3 out of 5
Label: Paper Bag Records
Producer: Two Fingers
It’s amazing! …I guess? So I’m making some suppositions here that are just based on the listening experience, but I did do my reading on ‘Two Fingers,’ and I think knowing what I know actually helped improve my opinion, which normally saw this as surprisingly uneven and ho-hum. Now I can listen past the unevenness and just nod my head to the awesome beats, but I still find the album inherently flawed. I just haven’t sought out some detailed description of the recording process to confirm my feelings, but I can’t do all the work for you, can I? …I, I mean, I suppose I can, but… you’re not going to stop reading me because…
You don’t read me anyway, you say? I’m just pointlessly fluffing out my review, which I tend to do when I’m bored by my own staid opinion? How ridiculously meta of me. Obviously untrue.
Look, here’s what I know: that Amon Tobin lived in Montreal for a bit and then teamed up with a more break-beat d’n’b DJ – Doubleclick – and they formed Two Fingers, dropping an album of hip-hop collabos and an instrumental version of that before Tobin would go his own way under the moniker for one album. This is that collabo recording. Which is what shifted how this sounded to me. Instead of hearing it as Tobin trying to mock grime and dub-step, I began to hear each artist – Tobin’s world-beats underlining most of Sway’s tracks, and Doubleclick providing some thick, heavy and dirty breaks for the more ‘fuck police’ / ‘get down’ style tracks from Ms. Jade and Cécile. And y’know, all the songs are actually pretty great. Sway’s rhymes are quick and smart, and mixing it with Tobin’s sound is a truly unique experience, making the opening tracks some of the best hip-hop I’ve heard, the intelligence of the underground in the lyrics with the forward momentum of a club track. DC’s stuff isn’t exactly what I’d find myself always listening to, but I’d be lying if the tracks don’t get me to bob my head with the vocal manipulations and, if typical in content, totally competent and concise deliveries by the two ladies mentioned. Each track feels composed, both beat-wise and lyrically.

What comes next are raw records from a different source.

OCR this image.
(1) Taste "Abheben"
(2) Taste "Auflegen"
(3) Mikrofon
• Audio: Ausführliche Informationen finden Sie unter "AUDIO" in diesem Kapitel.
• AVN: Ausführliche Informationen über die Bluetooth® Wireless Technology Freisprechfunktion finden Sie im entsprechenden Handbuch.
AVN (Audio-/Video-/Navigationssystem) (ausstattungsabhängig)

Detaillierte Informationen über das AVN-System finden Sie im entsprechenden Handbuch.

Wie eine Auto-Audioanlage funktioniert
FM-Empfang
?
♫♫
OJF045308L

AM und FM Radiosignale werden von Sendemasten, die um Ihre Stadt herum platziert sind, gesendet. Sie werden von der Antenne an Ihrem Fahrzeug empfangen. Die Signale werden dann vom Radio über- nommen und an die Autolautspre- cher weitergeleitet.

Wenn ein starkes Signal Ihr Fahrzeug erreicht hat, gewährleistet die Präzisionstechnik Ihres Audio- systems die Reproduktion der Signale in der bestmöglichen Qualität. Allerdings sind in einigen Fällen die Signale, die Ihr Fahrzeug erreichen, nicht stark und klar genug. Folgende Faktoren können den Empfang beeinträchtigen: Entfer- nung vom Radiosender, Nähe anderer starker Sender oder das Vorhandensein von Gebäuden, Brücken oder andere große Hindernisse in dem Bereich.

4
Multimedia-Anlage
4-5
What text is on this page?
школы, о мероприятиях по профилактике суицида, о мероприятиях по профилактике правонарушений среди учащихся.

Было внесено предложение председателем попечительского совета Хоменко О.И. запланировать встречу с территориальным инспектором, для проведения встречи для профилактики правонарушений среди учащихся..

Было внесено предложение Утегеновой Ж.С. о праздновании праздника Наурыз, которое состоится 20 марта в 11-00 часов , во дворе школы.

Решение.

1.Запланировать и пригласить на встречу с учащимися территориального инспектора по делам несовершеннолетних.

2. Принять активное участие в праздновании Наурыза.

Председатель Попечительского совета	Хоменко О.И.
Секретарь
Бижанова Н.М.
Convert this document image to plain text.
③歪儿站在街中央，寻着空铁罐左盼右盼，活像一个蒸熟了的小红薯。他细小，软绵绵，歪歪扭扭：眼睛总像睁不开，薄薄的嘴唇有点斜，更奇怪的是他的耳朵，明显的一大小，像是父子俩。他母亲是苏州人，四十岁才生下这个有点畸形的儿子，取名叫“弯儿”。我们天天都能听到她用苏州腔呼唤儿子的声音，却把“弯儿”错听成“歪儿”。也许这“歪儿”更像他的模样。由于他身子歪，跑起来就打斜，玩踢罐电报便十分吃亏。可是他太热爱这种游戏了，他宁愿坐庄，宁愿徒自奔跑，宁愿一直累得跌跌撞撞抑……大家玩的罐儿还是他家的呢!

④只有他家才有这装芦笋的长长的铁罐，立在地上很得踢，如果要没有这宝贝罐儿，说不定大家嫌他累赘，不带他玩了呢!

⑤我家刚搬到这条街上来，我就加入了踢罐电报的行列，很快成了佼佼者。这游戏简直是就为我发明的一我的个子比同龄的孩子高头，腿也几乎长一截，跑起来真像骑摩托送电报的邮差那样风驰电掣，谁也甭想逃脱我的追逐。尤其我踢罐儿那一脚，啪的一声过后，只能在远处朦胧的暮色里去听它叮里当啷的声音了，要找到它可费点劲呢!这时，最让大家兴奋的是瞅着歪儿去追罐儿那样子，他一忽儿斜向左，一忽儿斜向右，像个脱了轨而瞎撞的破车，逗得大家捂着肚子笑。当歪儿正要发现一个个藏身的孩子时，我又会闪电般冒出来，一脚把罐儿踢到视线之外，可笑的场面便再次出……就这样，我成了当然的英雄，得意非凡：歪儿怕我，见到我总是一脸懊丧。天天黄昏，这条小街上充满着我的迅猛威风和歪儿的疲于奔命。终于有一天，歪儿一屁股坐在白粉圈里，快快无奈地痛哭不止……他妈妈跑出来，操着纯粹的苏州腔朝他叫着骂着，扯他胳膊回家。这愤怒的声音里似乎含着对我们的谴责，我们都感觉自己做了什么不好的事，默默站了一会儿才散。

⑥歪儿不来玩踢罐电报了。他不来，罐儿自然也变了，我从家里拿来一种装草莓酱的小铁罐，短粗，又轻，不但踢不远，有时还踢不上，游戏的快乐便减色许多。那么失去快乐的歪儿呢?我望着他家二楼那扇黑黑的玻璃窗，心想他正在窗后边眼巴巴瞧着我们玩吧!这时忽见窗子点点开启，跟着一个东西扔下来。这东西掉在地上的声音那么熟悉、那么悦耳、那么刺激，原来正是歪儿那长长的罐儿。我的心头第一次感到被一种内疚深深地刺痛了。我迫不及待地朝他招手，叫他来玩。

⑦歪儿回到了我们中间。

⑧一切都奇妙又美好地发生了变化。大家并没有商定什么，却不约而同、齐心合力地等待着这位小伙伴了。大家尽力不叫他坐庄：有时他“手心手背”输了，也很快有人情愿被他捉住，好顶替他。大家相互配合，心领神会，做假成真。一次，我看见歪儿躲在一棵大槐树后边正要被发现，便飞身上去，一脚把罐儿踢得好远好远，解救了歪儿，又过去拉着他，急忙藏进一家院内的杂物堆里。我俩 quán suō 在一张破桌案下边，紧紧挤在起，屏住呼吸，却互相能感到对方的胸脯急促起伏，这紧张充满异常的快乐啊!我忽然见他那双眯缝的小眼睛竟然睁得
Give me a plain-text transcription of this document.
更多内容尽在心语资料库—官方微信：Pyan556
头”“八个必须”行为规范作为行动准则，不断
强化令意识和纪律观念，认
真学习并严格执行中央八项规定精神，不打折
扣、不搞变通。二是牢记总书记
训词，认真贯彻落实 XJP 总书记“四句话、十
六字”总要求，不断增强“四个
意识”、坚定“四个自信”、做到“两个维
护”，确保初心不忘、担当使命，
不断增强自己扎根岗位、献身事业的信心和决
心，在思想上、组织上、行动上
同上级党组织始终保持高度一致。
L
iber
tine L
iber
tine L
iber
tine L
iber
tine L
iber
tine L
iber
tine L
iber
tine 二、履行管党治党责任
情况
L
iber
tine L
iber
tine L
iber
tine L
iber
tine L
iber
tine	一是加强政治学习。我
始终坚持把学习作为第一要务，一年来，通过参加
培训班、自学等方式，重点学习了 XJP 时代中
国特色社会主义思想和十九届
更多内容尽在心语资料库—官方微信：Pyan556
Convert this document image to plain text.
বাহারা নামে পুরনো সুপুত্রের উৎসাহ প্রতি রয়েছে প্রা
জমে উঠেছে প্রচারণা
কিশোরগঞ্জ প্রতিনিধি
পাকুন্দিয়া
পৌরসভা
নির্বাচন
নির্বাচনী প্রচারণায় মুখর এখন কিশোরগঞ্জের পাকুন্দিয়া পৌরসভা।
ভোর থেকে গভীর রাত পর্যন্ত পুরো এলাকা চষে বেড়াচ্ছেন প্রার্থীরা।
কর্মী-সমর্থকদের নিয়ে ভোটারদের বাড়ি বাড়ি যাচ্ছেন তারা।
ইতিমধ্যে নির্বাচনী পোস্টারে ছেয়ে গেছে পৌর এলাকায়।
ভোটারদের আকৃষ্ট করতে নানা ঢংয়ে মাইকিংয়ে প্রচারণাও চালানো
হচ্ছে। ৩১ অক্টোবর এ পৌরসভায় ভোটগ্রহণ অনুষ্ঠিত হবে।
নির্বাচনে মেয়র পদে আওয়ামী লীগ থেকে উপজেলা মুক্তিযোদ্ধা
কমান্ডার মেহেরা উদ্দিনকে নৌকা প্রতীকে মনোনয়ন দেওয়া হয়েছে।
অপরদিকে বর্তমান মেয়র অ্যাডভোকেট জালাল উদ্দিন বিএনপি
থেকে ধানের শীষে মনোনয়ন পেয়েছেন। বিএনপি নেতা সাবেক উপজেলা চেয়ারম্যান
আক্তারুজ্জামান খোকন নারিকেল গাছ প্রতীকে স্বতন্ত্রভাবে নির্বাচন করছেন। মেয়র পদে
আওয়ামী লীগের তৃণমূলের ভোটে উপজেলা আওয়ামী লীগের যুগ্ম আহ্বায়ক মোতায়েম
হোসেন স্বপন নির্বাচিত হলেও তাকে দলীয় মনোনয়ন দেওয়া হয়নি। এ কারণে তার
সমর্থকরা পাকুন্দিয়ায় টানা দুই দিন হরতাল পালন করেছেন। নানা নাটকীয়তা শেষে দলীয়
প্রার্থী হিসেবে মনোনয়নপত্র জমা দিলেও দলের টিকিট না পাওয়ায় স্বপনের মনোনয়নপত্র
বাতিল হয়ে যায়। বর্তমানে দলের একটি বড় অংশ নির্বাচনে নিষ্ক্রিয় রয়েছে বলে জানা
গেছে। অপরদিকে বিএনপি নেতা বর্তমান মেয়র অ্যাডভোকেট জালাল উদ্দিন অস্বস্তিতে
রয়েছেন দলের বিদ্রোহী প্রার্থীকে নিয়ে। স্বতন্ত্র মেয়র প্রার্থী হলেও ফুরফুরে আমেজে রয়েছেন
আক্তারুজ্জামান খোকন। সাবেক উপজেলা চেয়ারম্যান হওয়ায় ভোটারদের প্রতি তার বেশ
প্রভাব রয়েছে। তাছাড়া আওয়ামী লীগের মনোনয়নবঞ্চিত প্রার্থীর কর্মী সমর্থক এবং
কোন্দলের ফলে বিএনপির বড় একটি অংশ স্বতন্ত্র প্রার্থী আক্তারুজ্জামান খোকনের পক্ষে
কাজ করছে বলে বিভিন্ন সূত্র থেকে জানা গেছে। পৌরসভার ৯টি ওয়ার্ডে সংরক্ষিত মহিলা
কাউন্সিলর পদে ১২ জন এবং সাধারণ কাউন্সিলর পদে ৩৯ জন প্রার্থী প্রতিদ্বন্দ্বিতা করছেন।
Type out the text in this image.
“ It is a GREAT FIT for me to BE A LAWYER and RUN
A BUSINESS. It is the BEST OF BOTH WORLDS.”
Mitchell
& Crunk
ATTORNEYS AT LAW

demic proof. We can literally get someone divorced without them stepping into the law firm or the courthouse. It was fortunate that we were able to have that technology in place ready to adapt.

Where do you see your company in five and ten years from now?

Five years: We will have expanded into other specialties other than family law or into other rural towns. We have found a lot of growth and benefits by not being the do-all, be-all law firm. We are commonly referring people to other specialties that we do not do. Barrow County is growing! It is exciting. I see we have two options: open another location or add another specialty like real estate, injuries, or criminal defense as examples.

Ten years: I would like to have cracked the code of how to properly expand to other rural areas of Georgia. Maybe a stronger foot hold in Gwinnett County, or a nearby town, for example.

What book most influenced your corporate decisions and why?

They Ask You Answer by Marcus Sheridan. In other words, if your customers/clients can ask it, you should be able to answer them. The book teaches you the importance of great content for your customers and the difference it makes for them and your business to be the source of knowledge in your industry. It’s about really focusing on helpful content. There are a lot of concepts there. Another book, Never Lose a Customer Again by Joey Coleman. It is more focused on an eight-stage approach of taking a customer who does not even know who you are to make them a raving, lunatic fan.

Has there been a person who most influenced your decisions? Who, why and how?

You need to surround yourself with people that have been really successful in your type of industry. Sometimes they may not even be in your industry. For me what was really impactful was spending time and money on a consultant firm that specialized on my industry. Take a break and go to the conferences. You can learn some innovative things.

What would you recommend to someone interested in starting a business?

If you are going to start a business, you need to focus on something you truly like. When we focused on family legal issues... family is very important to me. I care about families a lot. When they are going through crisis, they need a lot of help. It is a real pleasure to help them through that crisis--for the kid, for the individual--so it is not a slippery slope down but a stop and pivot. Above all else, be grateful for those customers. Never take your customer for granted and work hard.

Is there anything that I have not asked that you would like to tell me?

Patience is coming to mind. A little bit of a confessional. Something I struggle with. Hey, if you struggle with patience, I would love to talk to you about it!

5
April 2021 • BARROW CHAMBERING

But while I know the album is some level of amazing through ears that know to label this stuff ‘garage,’ the sound, to me, just doesn’t synchronize. It doesn’t feel like Tobin and Doubleclick actually blended their style so much as traded off. Which makes this feel like a compilation, making it hard to really get into, or to side with a set emotion for it. A lot of rap will bounce between meaningful and party tracks, but the different singers and different beat styles hear just take away any linking sensibility between the tracks, so each one feels like a separate experience, start over, feel again. The ‘rhythm’ – instrumental – tracks included here, one midway through, one at the end – could’ve been a place for the duo to shine, but instead it just backs up the feeling. Here’s Tobin’s bit, here’s Doubleclicks bits. And then the track fades out.
Sway’s delivery is awesome; Ms. Jade and Cécile do their narratives justice, and show complete control over their vocals. But if I didn’t know Tobin was, in part, at the helm, I doubt I’d be paying as much attention to the beats. It’s a great experiment, but this kinda stuff takes practice, as AT’s years of learning how to move his established sound to use its own palette has taken quite some time. We shall see.